MacLeod succeeded Digger Phelps in 1991 after spending the previous 18 seasons as an NBA head coach. His 579 wins from 1973 to 1987 with the Phoenix Suns remains the franchise record.

“Digger Phelps taught me how to be a man. But John MacLeod taught me how to be a pro,” LaPhonso Ellis ’92, who played for both coaches at Notre Dame, told the South Bend Tribune.

Remembered by former players and assistants as well as by many in the community for his personal decency, MacLeod drew praise from those in the know for his coaching ability — despite a 106-124 record at Notre Dame before his resignation in 1999.

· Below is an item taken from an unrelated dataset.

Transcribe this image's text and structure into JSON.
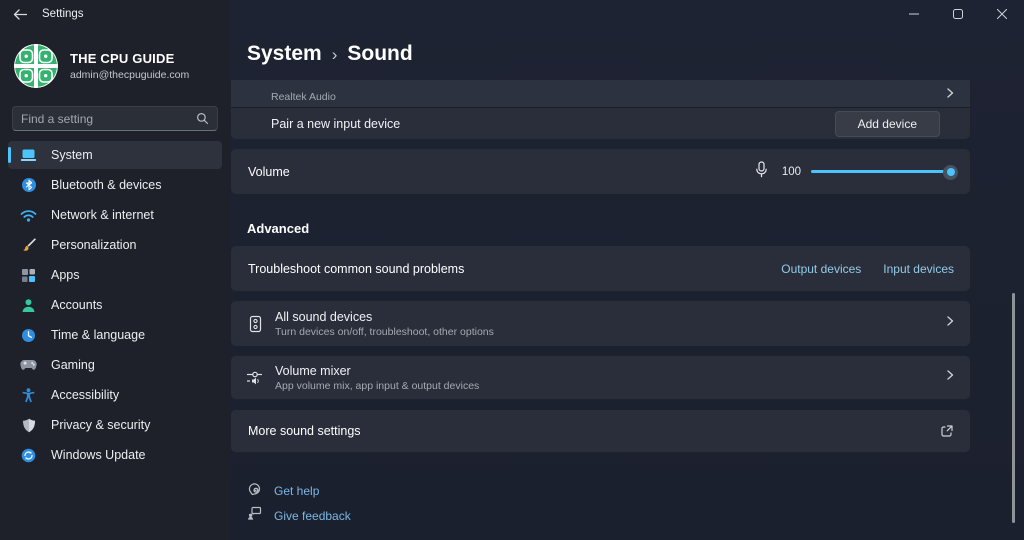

He was the 1997 Big East coach of the year, and future NBA players such as Troy Murphy and Matt Carroll ’03, who would later lead the Fighting Irish to a conference division title and NCAA Tournament appearances under Mike Brey, came to Notre Dame as MacLeod recruits.

“He represented Notre Dame the way Notre Dame should be represented,” Iowa head coach Fran McCaffery, an assistant throughout MacLeod’s tenure, said in the Tribune. “He recruited a team capable of winning a Big East . . . championship. He just didn’t coach it.”

MacLeod, who had been diagnosed with Alzheimer’s disease in 2008, died April 14 at age 81.

 

News Death Osullivan

Noel O’Sullivan ’60, ’61M.A., could teach just about anybody to be a better golfer. With infectious enthusiasm and a mouthful of an accent from his native New Jersey — everything was a gravelly and boisterous “beauty-full” when he was teaching physical education classes to undergraduates for decades — O’Sullivan commanded amused attention that translated into conscientious practice of his techniques.

On pitch shots just off the green, for example, he preached swinging with a force equivalent to how hard you would toss the ball toward the spot on the green where you wanted it to land and roll toward the hole. “God love ya!” he’d say after earnest student attempts. “Beauty-full.”

O’Sullivan coached the Notre Dame men’s varsity golf team from 1973 to 1988, the first layperson to hold the position, winning 11 tournaments during his tenure. All the while, he maintained his position on the physical education faculty, teaching every activity the department offered, and served in the University’s guidance office.

A 2008 recipient of an honorary monogram, O’Sullivan died April 9. He was 87.